Abstract: The phenomenon of heterogeneous nucleation in the gas phase is briefly introduced, as well as a related instruments referred to as a condensation particle counter (CPCs). CPCs are widely used to detect single nanometer particles and molecular ions, by growing them into visible sizes. We review prior use of sheathed CPCs, where nanoparticles are exposed to a well-defined supersaturated state by being injected into the center of a larger “sheath” flow of air saturated with a vapor. An original member of this sheathed CPC class is the Variable Supersaturation Condensation Particle Sizer (VSCPS) of Gallar et al. (2006). A slight variant of this device is reexamined here with vapor of 1-butanol and an aerosol of highly uniform singly charged polyethylene glycol particles (diameter dp=3-9 nm), produced by a bipolar electrospray, and size-selected via mobility separation. These particles sense an almost uniform maximal saturation ratio Smax = C w, controlled linearly with the wet fraction w= Qsat/(Qsat+Qdry), by mixing two flows, Qdry and Qsat of dry and saturated air. We find substantially steeper activation probability curves P(w) than previously observed with any CPC.
Basic heterogeneous nucleation studies require knowledge of Smax, hence the constant C in the relation Smax = C w. Here we find C by assuming that classical heterogeneous nucleation theory with perfect wetting applies at the largest particle sizes. This choice of C fixes also the theoretically unspecified preexponential term K governing the nucleation rate. This results in excellent agreement between data and theory for the size dependence of Smax(dp) at P(w)=0.5 at all sizes studied. A very good agreement is also found for the entire activation probability curves P(Smax). This is the first successful confirmation of classical heterogeneous nucleation theory to become available.
Gallar, C. A. Brock, J. L. Jimenez, C. Simons, A Variable Supersaturation Condensation Particle Sizer, Aerosol Sci. & Techn. 40 (6) (2006) 431–436.

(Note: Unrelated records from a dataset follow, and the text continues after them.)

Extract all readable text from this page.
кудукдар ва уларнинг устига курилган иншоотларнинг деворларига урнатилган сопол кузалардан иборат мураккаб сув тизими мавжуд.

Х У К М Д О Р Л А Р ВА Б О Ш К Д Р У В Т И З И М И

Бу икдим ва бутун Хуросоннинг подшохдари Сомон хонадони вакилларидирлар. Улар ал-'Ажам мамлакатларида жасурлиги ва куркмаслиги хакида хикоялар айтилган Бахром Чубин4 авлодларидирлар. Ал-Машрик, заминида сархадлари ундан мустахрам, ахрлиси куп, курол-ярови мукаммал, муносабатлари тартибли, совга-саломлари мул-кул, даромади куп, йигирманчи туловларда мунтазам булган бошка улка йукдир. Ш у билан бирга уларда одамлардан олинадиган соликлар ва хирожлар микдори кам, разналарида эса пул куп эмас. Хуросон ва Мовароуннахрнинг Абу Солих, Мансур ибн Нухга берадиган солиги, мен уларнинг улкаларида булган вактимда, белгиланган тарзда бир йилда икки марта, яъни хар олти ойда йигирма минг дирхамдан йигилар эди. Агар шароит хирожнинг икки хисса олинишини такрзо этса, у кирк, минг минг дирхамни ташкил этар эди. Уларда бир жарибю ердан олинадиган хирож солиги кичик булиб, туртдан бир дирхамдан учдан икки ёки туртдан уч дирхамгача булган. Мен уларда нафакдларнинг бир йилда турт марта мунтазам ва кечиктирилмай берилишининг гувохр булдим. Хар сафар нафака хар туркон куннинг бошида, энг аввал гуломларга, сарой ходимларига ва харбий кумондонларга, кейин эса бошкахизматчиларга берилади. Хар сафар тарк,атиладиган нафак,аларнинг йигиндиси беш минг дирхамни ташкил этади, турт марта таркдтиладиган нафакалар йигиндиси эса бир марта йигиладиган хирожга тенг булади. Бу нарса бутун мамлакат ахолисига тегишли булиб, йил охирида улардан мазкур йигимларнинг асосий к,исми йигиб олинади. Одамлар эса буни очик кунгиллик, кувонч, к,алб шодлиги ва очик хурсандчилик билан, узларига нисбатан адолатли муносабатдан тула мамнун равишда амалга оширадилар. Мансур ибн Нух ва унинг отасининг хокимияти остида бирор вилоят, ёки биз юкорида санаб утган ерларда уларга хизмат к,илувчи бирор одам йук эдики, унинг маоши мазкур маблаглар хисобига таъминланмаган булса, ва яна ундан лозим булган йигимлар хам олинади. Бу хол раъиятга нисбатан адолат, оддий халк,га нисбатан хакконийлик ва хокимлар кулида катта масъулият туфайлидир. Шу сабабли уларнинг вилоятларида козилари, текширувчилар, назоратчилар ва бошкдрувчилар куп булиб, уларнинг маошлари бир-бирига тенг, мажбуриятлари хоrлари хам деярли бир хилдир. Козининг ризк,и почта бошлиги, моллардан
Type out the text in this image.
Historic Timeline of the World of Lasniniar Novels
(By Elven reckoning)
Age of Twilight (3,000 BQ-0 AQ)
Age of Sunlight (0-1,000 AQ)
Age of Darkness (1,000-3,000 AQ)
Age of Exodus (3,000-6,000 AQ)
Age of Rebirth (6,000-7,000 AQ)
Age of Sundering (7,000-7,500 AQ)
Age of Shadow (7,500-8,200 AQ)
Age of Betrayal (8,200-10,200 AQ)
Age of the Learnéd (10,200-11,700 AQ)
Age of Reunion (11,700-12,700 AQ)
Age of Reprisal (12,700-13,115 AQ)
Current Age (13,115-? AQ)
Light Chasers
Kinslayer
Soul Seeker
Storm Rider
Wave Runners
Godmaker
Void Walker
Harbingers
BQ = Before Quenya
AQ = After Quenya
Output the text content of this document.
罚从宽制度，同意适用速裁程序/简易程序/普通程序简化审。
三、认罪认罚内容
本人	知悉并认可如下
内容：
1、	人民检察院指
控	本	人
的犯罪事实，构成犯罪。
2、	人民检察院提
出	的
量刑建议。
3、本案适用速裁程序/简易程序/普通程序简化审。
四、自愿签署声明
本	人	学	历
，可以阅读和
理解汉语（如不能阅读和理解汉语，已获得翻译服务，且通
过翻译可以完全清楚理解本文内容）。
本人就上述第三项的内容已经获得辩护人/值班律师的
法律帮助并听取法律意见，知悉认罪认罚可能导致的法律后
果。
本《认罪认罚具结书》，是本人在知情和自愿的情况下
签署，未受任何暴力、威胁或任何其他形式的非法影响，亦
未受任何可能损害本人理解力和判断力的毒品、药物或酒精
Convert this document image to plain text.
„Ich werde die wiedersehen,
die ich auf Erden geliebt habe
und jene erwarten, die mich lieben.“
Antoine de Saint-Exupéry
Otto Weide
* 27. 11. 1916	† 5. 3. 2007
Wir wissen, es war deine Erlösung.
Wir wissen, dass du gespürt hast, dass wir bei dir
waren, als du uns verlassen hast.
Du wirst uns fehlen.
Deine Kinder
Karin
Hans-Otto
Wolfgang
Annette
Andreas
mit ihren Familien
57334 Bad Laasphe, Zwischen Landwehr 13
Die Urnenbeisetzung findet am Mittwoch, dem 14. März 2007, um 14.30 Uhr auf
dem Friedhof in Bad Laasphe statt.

Biographical Sketch: Dr. Juan Fernandez de la Mora graduated from the School of Aeronautical Engineering (Madrid, 1975) and received a PhD from Yale’s School of Engineering (1981). After a postdoctoral stage at UCLA, he joined the Yale faculty in 1981, where he became a Professor of Mechanical Engineering in1992. He has worked on the kinetic theory of gas mixtures, the structure of electrified liquid cones, and the separation of nanoparticles in the gas phase by inertial, electrical and condensation phenomena. He has co-authored nearly close to 200 articles and 14 US patents.